We already know from experience that St. Patrick's Day and Cinco de Mayo always fall on the same weekday. This uses the same general concept.

In a nutshell:

1. Doomsday
By coincidence of the calendar, 4/4, 6/6, 8/8, 10/10 and 12/12 are always on the exact same day of the week each year. This is called "Doomsday." (And to get a touch fancier, the July 4th and Halloween also always fall on doomsday, as do the palindromic pairs of 7/11 & 11/7 and 9/5 & 5/9). If you know the day of the week the doomsday is for a given year, you can use that as an easy reference points to compare to other days.

2. Anchor Days
Every century has an "anchor day" to use as a starting point. The anchor for the 1900s is Wednesday and for the 2000s is Tuesday. For all practical uses that's all you have to memorize, though history buffs and time travelers may want to learn a few more.

Once you know the anchor, this formula will give you doomsday for a given year:
Last 2 digits of year + last 2 digits divided by 4 (you can discard the remainder) = # of days to add to the anchor.
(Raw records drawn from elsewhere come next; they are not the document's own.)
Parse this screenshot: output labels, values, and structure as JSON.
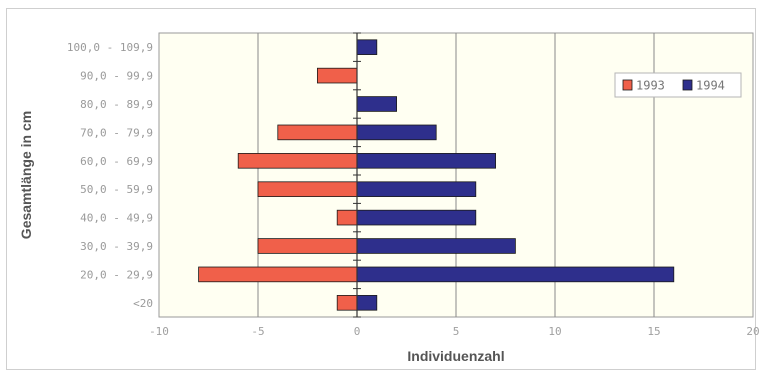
{
  "chart_data": {
    "type": "bar",
    "orientation": "horizontal",
    "categories": [
      "<20",
      "20,0 - 29,9",
      "30,0 - 39,9",
      "40,0 - 49,9",
      "50,0 - 59,9",
      "60,0 - 69,9",
      "70,0 - 79,9",
      "80,0 - 89,9",
      "90,0 - 99,9",
      "100,0 - 109,9"
    ],
    "series": [
      {
        "name": "1993",
        "values": [
          -1,
          -8,
          -5,
          -1,
          -5,
          -6,
          -4,
          0,
          -2,
          0
        ],
        "color": "#f0604a"
      },
      {
        "name": "1994",
        "values": [
          1,
          16,
          8,
          6,
          6,
          7,
          4,
          2,
          0,
          1
        ],
        "color": "#2e2f8c"
      }
    ],
    "xlabel": "Individuenzahl",
    "ylabel": "Gesamtlänge in cm",
    "xlim": [
      -10,
      20
    ],
    "xticks": [
      -10,
      -5,
      0,
      5,
      10,
      15,
      20
    ],
    "grid": "vertical",
    "legend": "top-right",
    "plot_background": "#fffff2"
  }
}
So if we take November 5, 1955 as an example:

Anchor for the 1900s is Wednesday

55 + 55/4 = 55 + 13 = 68 days after Wednesday.

68/7 is 9 with a remainder of 5 (or to user fancier math: 68 mod 7 = 5)

So Doomsday is 5 days after Wednesday, aka Monday.

11/7 is a doomsday, so 11/5 is two days earlier on Saturday.

Pretty cool, eh?

Even better: The inventor is guy named John Conway.

Wikipedia - Doomsday Rule

1 comment:

Jake of All Trades said...

Another red letter date:

July 8, 2003

Anchor day for 2000s is Tuesday

3 + 3/4 = 3

Doomsday = Tuesday + 3 = Friday

4th of July is always a doomsday, so Tuesday 7/8 was the day of iNetNow's doom...

(I can't remember the last time I was so excited by math!)